The plot of the Tros saga runs over six volumes. Set during the 1st Century BC, Tros is a pirate who goes up against the Roman might of Julius Caesar. Mundy portrays Caesar as a ruthless villain, a point-of-view that caused some controversy in the letter columns of Adventure. Arthur Sullivant Hoffman, editor of the magazine, claimed it was the most controversial thing they ever published.
In the opening chapters, Tros and father are sent to the Britons by the Greeks to urge them to fight Caesar but before they can do so, they fall into Roman hands and forced into service. Tros is one of Caesar’s spies and when he returns from Britain, he and his father will pilot Caesar’s invasion fleet. Father and son then fight a war of wits to foil Caesar’s invasion. This is just the beginning of a saga that would see Tros’s father killed by Caesar and the son embarking on a career as a pirate, always fighting Rome.
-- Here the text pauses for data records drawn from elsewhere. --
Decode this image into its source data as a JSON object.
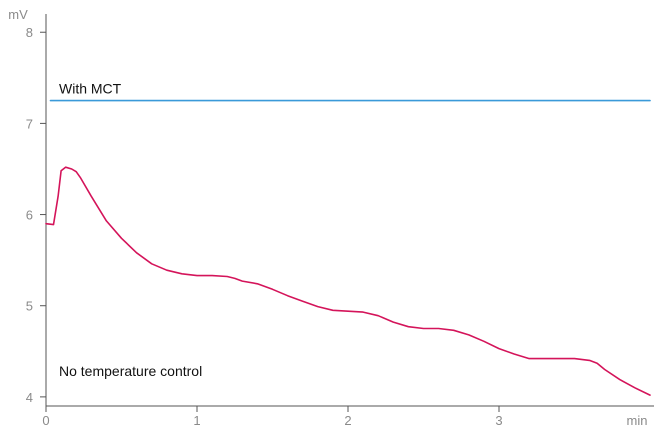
{
  "chart_data": {
    "type": "line",
    "y_unit": "mV",
    "x_unit": "min",
    "xlim": [
      0,
      4
    ],
    "ylim": [
      3.9,
      8.2
    ],
    "x_ticks": [
      0,
      1,
      2,
      3
    ],
    "y_ticks": [
      4,
      5,
      6,
      7,
      8
    ],
    "grid": false,
    "series": [
      {
        "label": "With MCT",
        "color": "#3a9ad9",
        "x": [
          0.03,
          4.0
        ],
        "y": [
          7.25,
          7.25
        ]
      },
      {
        "label": "No temperature control",
        "color": "#d4145a",
        "x": [
          0.0,
          0.05,
          0.08,
          0.1,
          0.13,
          0.17,
          0.2,
          0.23,
          0.3,
          0.4,
          0.5,
          0.6,
          0.7,
          0.8,
          0.9,
          1.0,
          1.1,
          1.2,
          1.25,
          1.3,
          1.4,
          1.5,
          1.6,
          1.7,
          1.8,
          1.9,
          2.0,
          2.1,
          2.2,
          2.3,
          2.4,
          2.5,
          2.6,
          2.7,
          2.8,
          2.9,
          3.0,
          3.1,
          3.2,
          3.3,
          3.4,
          3.5,
          3.6,
          3.65,
          3.7,
          3.8,
          3.9,
          4.0
        ],
        "y": [
          5.9,
          5.89,
          6.2,
          6.48,
          6.52,
          6.5,
          6.47,
          6.4,
          6.2,
          5.93,
          5.74,
          5.58,
          5.46,
          5.39,
          5.35,
          5.33,
          5.33,
          5.32,
          5.3,
          5.27,
          5.24,
          5.18,
          5.11,
          5.05,
          4.99,
          4.95,
          4.94,
          4.93,
          4.89,
          4.82,
          4.77,
          4.75,
          4.75,
          4.73,
          4.68,
          4.61,
          4.53,
          4.47,
          4.42,
          4.42,
          4.42,
          4.42,
          4.4,
          4.37,
          4.3,
          4.19,
          4.1,
          4.02
        ]
      }
    ]
  }
}
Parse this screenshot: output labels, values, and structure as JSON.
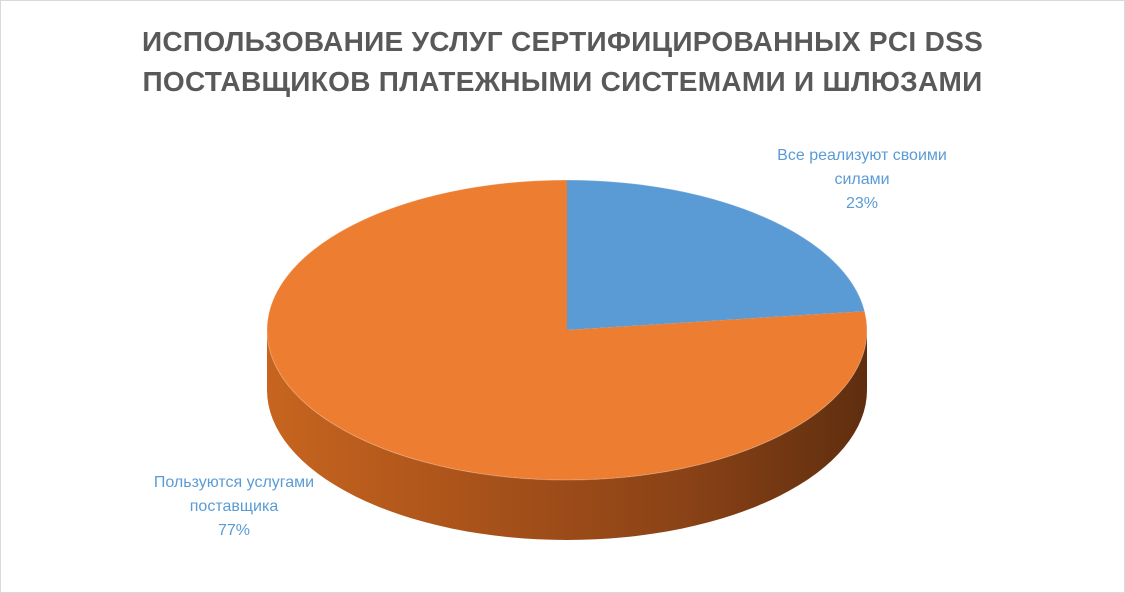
{
  "chart_data": {
    "type": "pie",
    "title_lines": [
      "ИСПОЛЬЗОВАНИЕ УСЛУГ СЕРТИФИЦИРОВАННЫХ PCI DSS",
      "ПОСТАВЩИКОВ ПЛАТЕЖНЫМИ СИСТЕМАМИ И ШЛЮЗАМИ"
    ],
    "slices": [
      {
        "label_lines": [
          "Все реализуют своими",
          "силами"
        ],
        "percent_text": "23%",
        "value": 23,
        "color": "#5b9bd5"
      },
      {
        "label_lines": [
          "Пользуются услугами",
          "поставщика"
        ],
        "percent_text": "77%",
        "value": 77,
        "color": "#ed7d31"
      }
    ],
    "style": "3d-pie",
    "legend": "none",
    "label_color": "#5b9bd5"
  }
}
Tros of Samothrace was serialized in Adventure between February 1925 and February 1926. Sequels followed as late as 1935. Tros was later printed in hard cover 1934 and then more importantly by Gnome Press in 1958. In the 1970’s it was separated into parts and sold as four paperback books. (And it never seemed you ever had all four parts at the same time.) What had been seen as a historical novel by readers of Adventure was considered something of a fantasy novel by later readers because of one author: Robert E. Howard. Howard has had several booms and anything he touched or touched his work has been of avid interest to readers.
Mundy had a major influence on several Howard characters. The tales of Bran Mak Morn set in Roman England are largely spawned from the Samothracian. Certain aspects of the Conan saga, especially the novel The Hour of the Dragon bears signs of this lineage as well. When Fantasy readers learned of this connection in the 1950s and again in the 1970s everybody wanted to read Tros. Some even succeeded.
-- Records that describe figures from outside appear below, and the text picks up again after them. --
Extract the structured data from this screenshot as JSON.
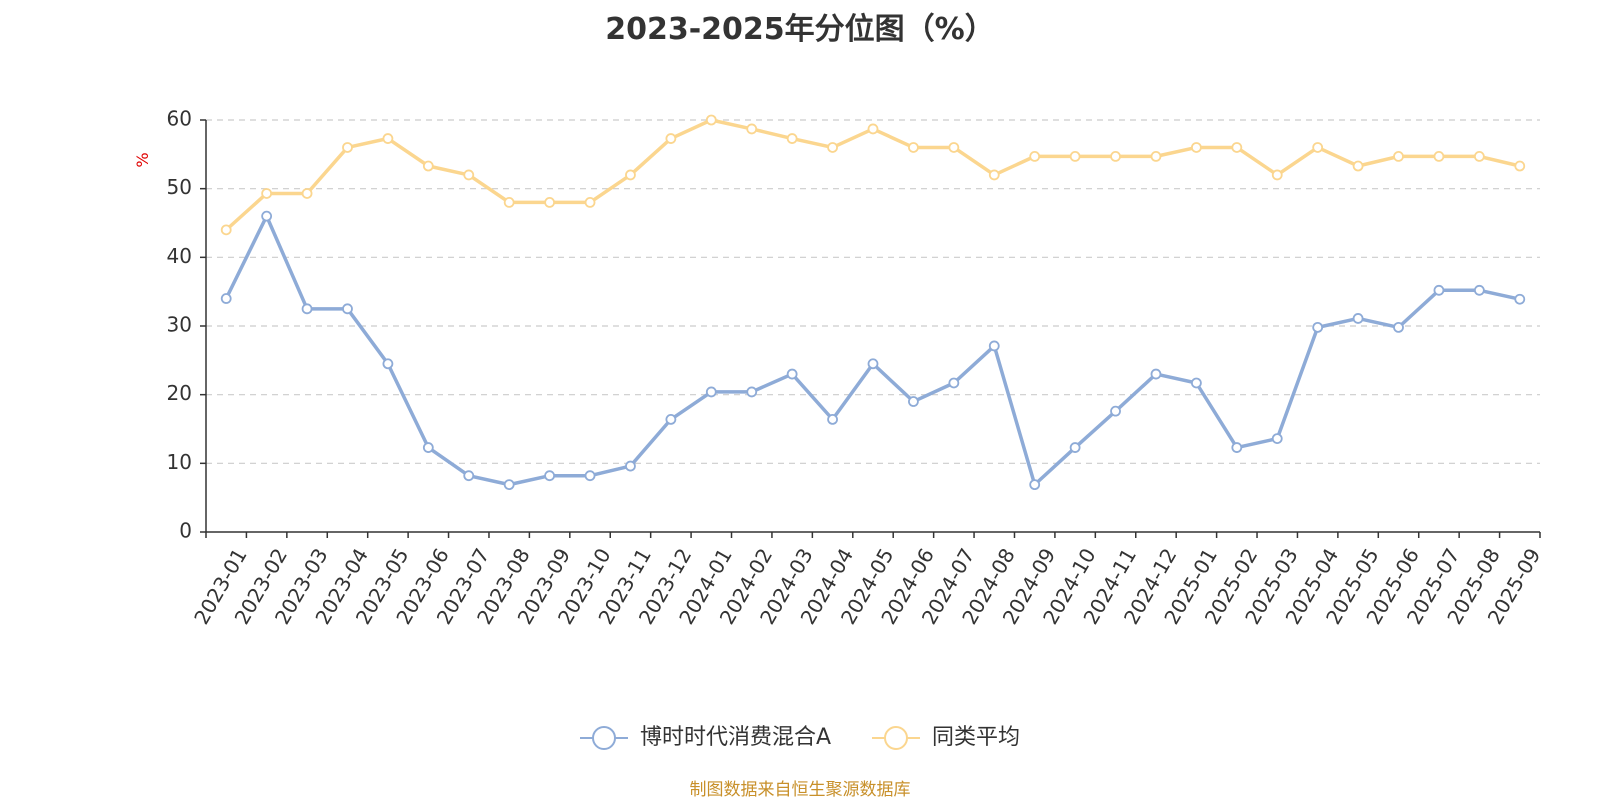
{
  "chart_data": {
    "type": "line",
    "title": "2023-2025年分位图（%）",
    "ylabel": "%",
    "xlabel": "",
    "ylim": [
      0,
      60
    ],
    "yticks": [
      0,
      10,
      20,
      30,
      40,
      50,
      60
    ],
    "grid": true,
    "legend_position": "bottom",
    "categories": [
      "2023-01",
      "2023-02",
      "2023-03",
      "2023-04",
      "2023-05",
      "2023-06",
      "2023-07",
      "2023-08",
      "2023-09",
      "2023-10",
      "2023-11",
      "2023-12",
      "2024-01",
      "2024-02",
      "2024-03",
      "2024-04",
      "2024-05",
      "2024-06",
      "2024-07",
      "2024-08",
      "2024-09",
      "2024-10",
      "2024-11",
      "2024-12",
      "2025-01",
      "2025-02",
      "2025-03",
      "2025-04",
      "2025-05",
      "2025-06",
      "2025-07",
      "2025-08",
      "2025-09"
    ],
    "series": [
      {
        "name": "博时时代消费混合A",
        "color": "#8eabd7",
        "values": [
          34,
          46,
          32.5,
          32.5,
          24.5,
          12.3,
          8.2,
          6.9,
          8.2,
          8.2,
          9.6,
          16.4,
          20.4,
          20.4,
          23,
          16.4,
          24.5,
          19,
          21.7,
          27.1,
          6.9,
          12.3,
          17.6,
          23,
          21.7,
          12.3,
          13.6,
          29.8,
          31.1,
          29.8,
          35.2,
          35.2,
          33.9
        ]
      },
      {
        "name": "同类平均",
        "color": "#fbd68f",
        "values": [
          44,
          49.3,
          49.3,
          56,
          57.3,
          53.3,
          52,
          48,
          48,
          48,
          52,
          57.3,
          60,
          58.7,
          57.3,
          56,
          58.7,
          56,
          56,
          52,
          54.7,
          54.7,
          54.7,
          54.7,
          56,
          56,
          52,
          56,
          53.3,
          54.7,
          54.7,
          54.7,
          53.3
        ]
      }
    ]
  },
  "source_note": "制图数据来自恒生聚源数据库"
}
Talbot Mundy (1879-1940) is considered a “Pulp” writer these days. Why would he write a massive novel of Rome’s enemies? Today such books would be written by people with extensive backgrounds in Roman research. Things were different in 1925. Only H. Warner Munn can claim a similar victory with his “King of the World’s Edge” series in Weird Tales and later with The Lost Legion (1980). Fritz Leiber, another Fantasy writer said in Danger is my Business: an illustrated history of the Fabulous Pulp Magazines (1993): “The Tros stories made a great impression on me as a young man. I read and re-read them…it was wonderful, imaginative writing”. Mundy’s influence on Sword & Sorcery can’t be underplayed.
Is Tros of Samothrace a fantasy? (Somehow this is expected more of Pulpsters than mainstream writers.) This may depend on your own beliefs. Mundy was a believer with Spiritualist or Theosophical leanings. He may have believed that such things were possible and therefore not fantastic at all. You decide.